Trauerarbeit hat nichts damit zu tun, sich mit einem Placebo, einer Vorstellung zu trösten, sondern viel eher damit, einen Verlust zu bewältigen und dafür zu sorgen, dass die eigene vollkommen normale Reaktion darauf nicht pathologisch wird - d.h., dass der Prozess der Trauer und der Bewältigung von Statten geht, ohne dass Du davon unnötig Schaden nimmst.

Ich glaube ferner nicht, dass der Rahmen eines Internetforums - gleich welcher Art - der richtige ist, um solche Dinge vorzunehmen. Das Sprechen mit Leuten, die Deinen Vater kannten, der ja wahrscheinlich eine der wichtigsten Bezugspersonen Deines Lebens war, ist sicherlich schon sehr gut. Denn das Ausdrücken von eigenen Empfindungen gegenüber Menschen, die "mitfühlen", weil sie selbst trauern, ist ganz wesentlich, da Du auf diesem Wege diesen Schmerz nicht allein mit Dir selbst ausmachen musst.

Darüber hinaus wäre eine gezielte Hilfe durch Fachleute, die Dir 1.) Strategien vermitteln können, mit der Trauer umzugehen, und 2.) Dich eventuell auch auf diesen Wege begleiten können, eventuell anzuraten. Denn wenn der eigene Vater stirbt, ist dies ja nicht so, als wenn ein entfernter Freund oder Verwandter verstirbt. Insofern wäre das auch eine Überlegung wert.

In jeder größeren Stadt gibt es Beratungsstellen, die sich u.a. mit solchen Themen beschäftigen. Adressen erfährst Du auch über die Telefonseelsorge.

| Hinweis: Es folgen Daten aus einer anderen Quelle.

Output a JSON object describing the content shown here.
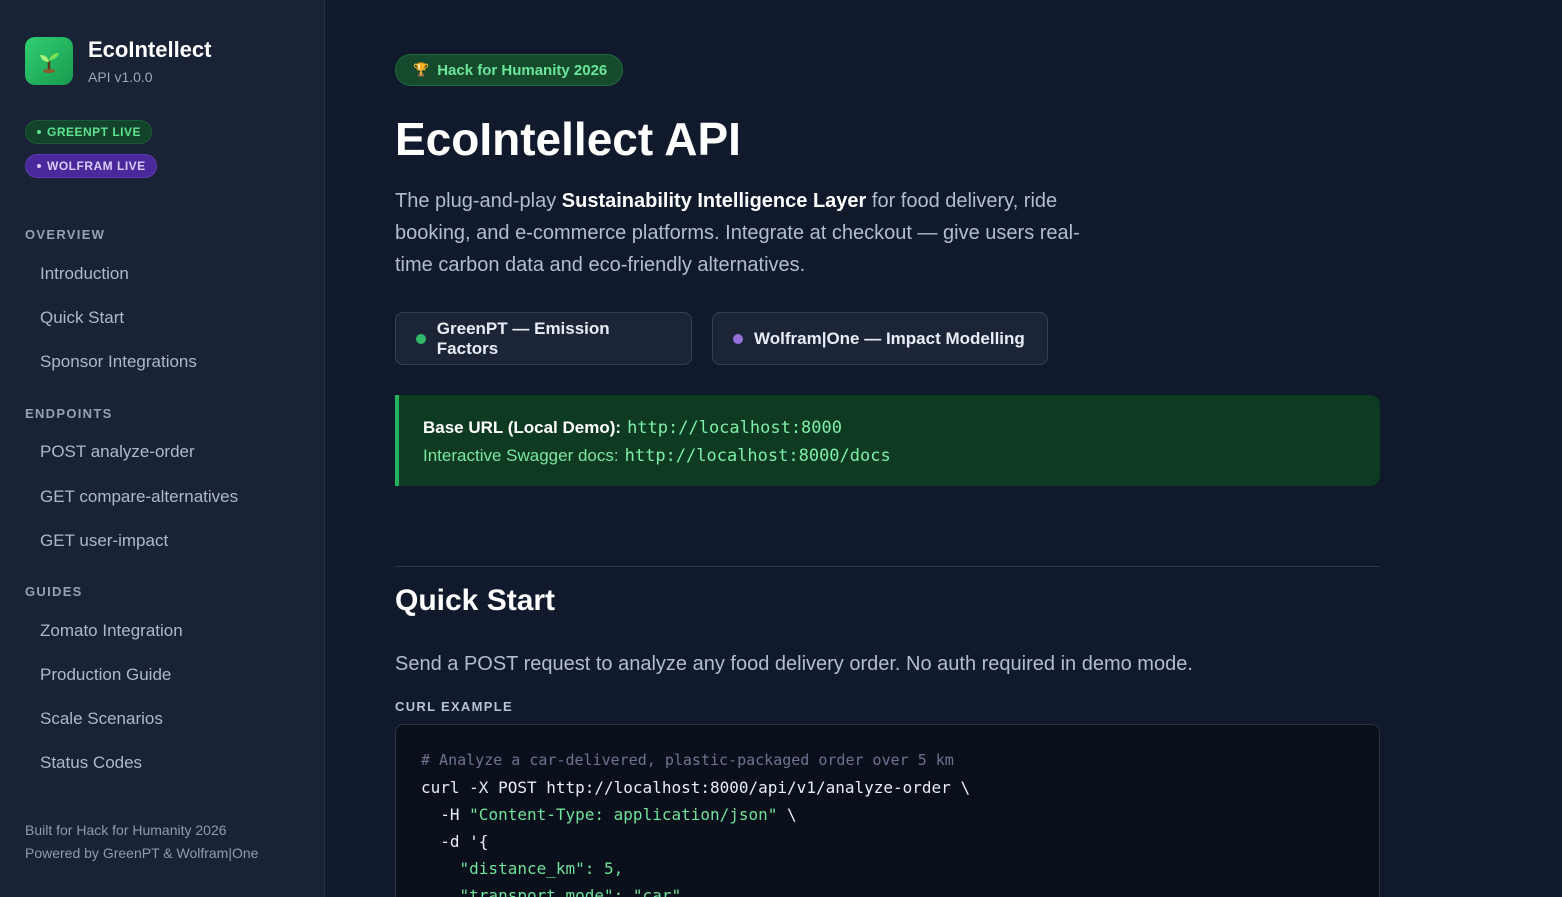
{
  "sidebar": {
    "brand_name": "EcoIntellect",
    "version": "API v1.0.0",
    "status": [
      {
        "label": "GREENPT LIVE"
      },
      {
        "label": "WOLFRAM LIVE"
      }
    ],
    "sections": [
      {
        "title": "OVERVIEW",
        "items": [
          "Introduction",
          "Quick Start",
          "Sponsor Integrations"
        ]
      },
      {
        "title": "ENDPOINTS",
        "items": [
          "POST analyze-order",
          "GET compare-alternatives",
          "GET user-impact"
        ]
      },
      {
        "title": "GUIDES",
        "items": [
          "Zomato Integration",
          "Production Guide",
          "Scale Scenarios",
          "Status Codes"
        ]
      }
    ],
    "footer": [
      "Built for Hack for Humanity 2026",
      "Powered by GreenPT & Wolfram|One"
    ]
  },
  "main": {
    "badge": "Hack for Humanity 2026",
    "title": "EcoIntellect API",
    "lead_before": "The plug-and-play ",
    "lead_strong": "Sustainability Intelligence Layer",
    "lead_after": " for food delivery, ride booking, and e-commerce platforms. Integrate at checkout — give users real-time carbon data and eco-friendly alternatives.",
    "sponsors": [
      {
        "label": "GreenPT — Emission Factors",
        "color": "#2fb868"
      },
      {
        "label": "Wolfram|One — Impact Modelling",
        "color": "#9470d8"
      }
    ],
    "base_url": {
      "label": "Base URL (Local Demo):",
      "url": "http://localhost:8000",
      "docs_label": "Interactive Swagger docs:",
      "docs_url": "http://localhost:8000/docs"
    },
    "quick_start": {
      "title": "Quick Start",
      "description": "Send a POST request to analyze any food delivery order. No auth required in demo mode.",
      "code_label": "CURL EXAMPLE",
      "code_lines": [
        "# Analyze a car-delivered, plastic-packaged order over 5 km",
        "curl -X POST http://localhost:8000/api/v1/analyze-order \\",
        "  -H ",
        "  -d '{",
        "    ",
        "    "
      ],
      "code_strings": [
        "\"Content-Type: application/json\"",
        "\"distance_km\": 5,",
        "\"transport_mode\": \"car\","
      ],
      "code_tail": " \\"
    }
  }
}
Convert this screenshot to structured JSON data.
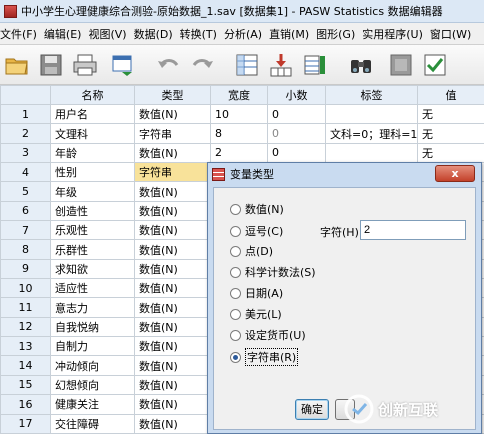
{
  "window": {
    "title": "中小学生心理健康综合测验-原始数据_1.sav [数据集1] - PASW Statistics 数据编辑器"
  },
  "menu": [
    "文件(F)",
    "编辑(E)",
    "视图(V)",
    "数据(D)",
    "转换(T)",
    "分析(A)",
    "直销(M)",
    "图形(G)",
    "实用程序(U)",
    "窗口(W)"
  ],
  "toolbar": [
    "open-folder-icon",
    "save-icon",
    "print-icon",
    "dialog-recall-icon",
    "undo-icon",
    "redo-icon",
    "goto-case-icon",
    "goto-variable-icon",
    "variables-icon",
    "find-icon",
    "insert-cases-icon",
    "split-file-icon"
  ],
  "grid": {
    "headers": [
      "",
      "名称",
      "类型",
      "宽度",
      "小数",
      "标签",
      "值"
    ],
    "rows": [
      {
        "num": "1",
        "name": "用户名",
        "type": "数值(N)",
        "width": "10",
        "decimals": "0",
        "label": "",
        "values": "无"
      },
      {
        "num": "2",
        "name": "文理科",
        "type": "字符串",
        "width": "8",
        "decimals": "0",
        "label": "文科=0；理科=1",
        "values": "无"
      },
      {
        "num": "3",
        "name": "年龄",
        "type": "数值(N)",
        "width": "2",
        "decimals": "0",
        "label": "",
        "values": "无"
      },
      {
        "num": "4",
        "name": "性别",
        "type": "字符串",
        "width": "",
        "decimals": "",
        "label": "",
        "values": ""
      },
      {
        "num": "5",
        "name": "年级",
        "type": "数值(N)",
        "width": "",
        "decimals": "",
        "label": "",
        "values": ""
      },
      {
        "num": "6",
        "name": "创造性",
        "type": "数值(N)",
        "width": "",
        "decimals": "",
        "label": "",
        "values": ""
      },
      {
        "num": "7",
        "name": "乐观性",
        "type": "数值(N)",
        "width": "",
        "decimals": "",
        "label": "",
        "values": ""
      },
      {
        "num": "8",
        "name": "乐群性",
        "type": "数值(N)",
        "width": "",
        "decimals": "",
        "label": "",
        "values": ""
      },
      {
        "num": "9",
        "name": "求知欲",
        "type": "数值(N)",
        "width": "",
        "decimals": "",
        "label": "",
        "values": ""
      },
      {
        "num": "10",
        "name": "适应性",
        "type": "数值(N)",
        "width": "",
        "decimals": "",
        "label": "",
        "values": ""
      },
      {
        "num": "11",
        "name": "意志力",
        "type": "数值(N)",
        "width": "",
        "decimals": "",
        "label": "",
        "values": ""
      },
      {
        "num": "12",
        "name": "自我悦纳",
        "type": "数值(N)",
        "width": "",
        "decimals": "",
        "label": "",
        "values": ""
      },
      {
        "num": "13",
        "name": "自制力",
        "type": "数值(N)",
        "width": "",
        "decimals": "",
        "label": "",
        "values": ""
      },
      {
        "num": "14",
        "name": "冲动倾向",
        "type": "数值(N)",
        "width": "",
        "decimals": "",
        "label": "",
        "values": ""
      },
      {
        "num": "15",
        "name": "幻想倾向",
        "type": "数值(N)",
        "width": "",
        "decimals": "",
        "label": "",
        "values": ""
      },
      {
        "num": "16",
        "name": "健康关注",
        "type": "数值(N)",
        "width": "",
        "decimals": "",
        "label": "",
        "values": ""
      },
      {
        "num": "17",
        "name": "交往障碍",
        "type": "数值(N)",
        "width": "",
        "decimals": "",
        "label": "",
        "values": ""
      }
    ]
  },
  "dialog": {
    "title": "变量类型",
    "close": "x",
    "options": [
      "数值(N)",
      "逗号(C)",
      "点(D)",
      "科学计数法(S)",
      "日期(A)",
      "美元(L)",
      "设定货币(U)",
      "字符串(R)"
    ],
    "selected": "字符串(R)",
    "chars_label": "字符(H):",
    "chars_value": "2",
    "ok": "确定"
  },
  "watermark": {
    "text": "创新互联"
  },
  "colors": {
    "selected_cell": "#f8e29a",
    "dialog_frame": "#c9dbf0",
    "header": "#e6eef7"
  }
}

Selbstverständlich stehen die meisten dieser Organisationen unter kirchlicher Trägerschaft; auch wenn die meisten Menschen dort professionelle und gute Arbeit leisten, und vielfach die dort Angestellten Sozialarbeiter und keine Theologen sind, kann es durchaus auch hier vereinzelt zu einer Vereinnahmung in weltanschauliche Gedanken kommen. Wenn Du dem ganz entgehen willst, könntest Du auch alternativ privat einen Psychotherapeuten aufsuchen; dass die Kasse Deinen Besuch übernimmt ist allerdings fraglich.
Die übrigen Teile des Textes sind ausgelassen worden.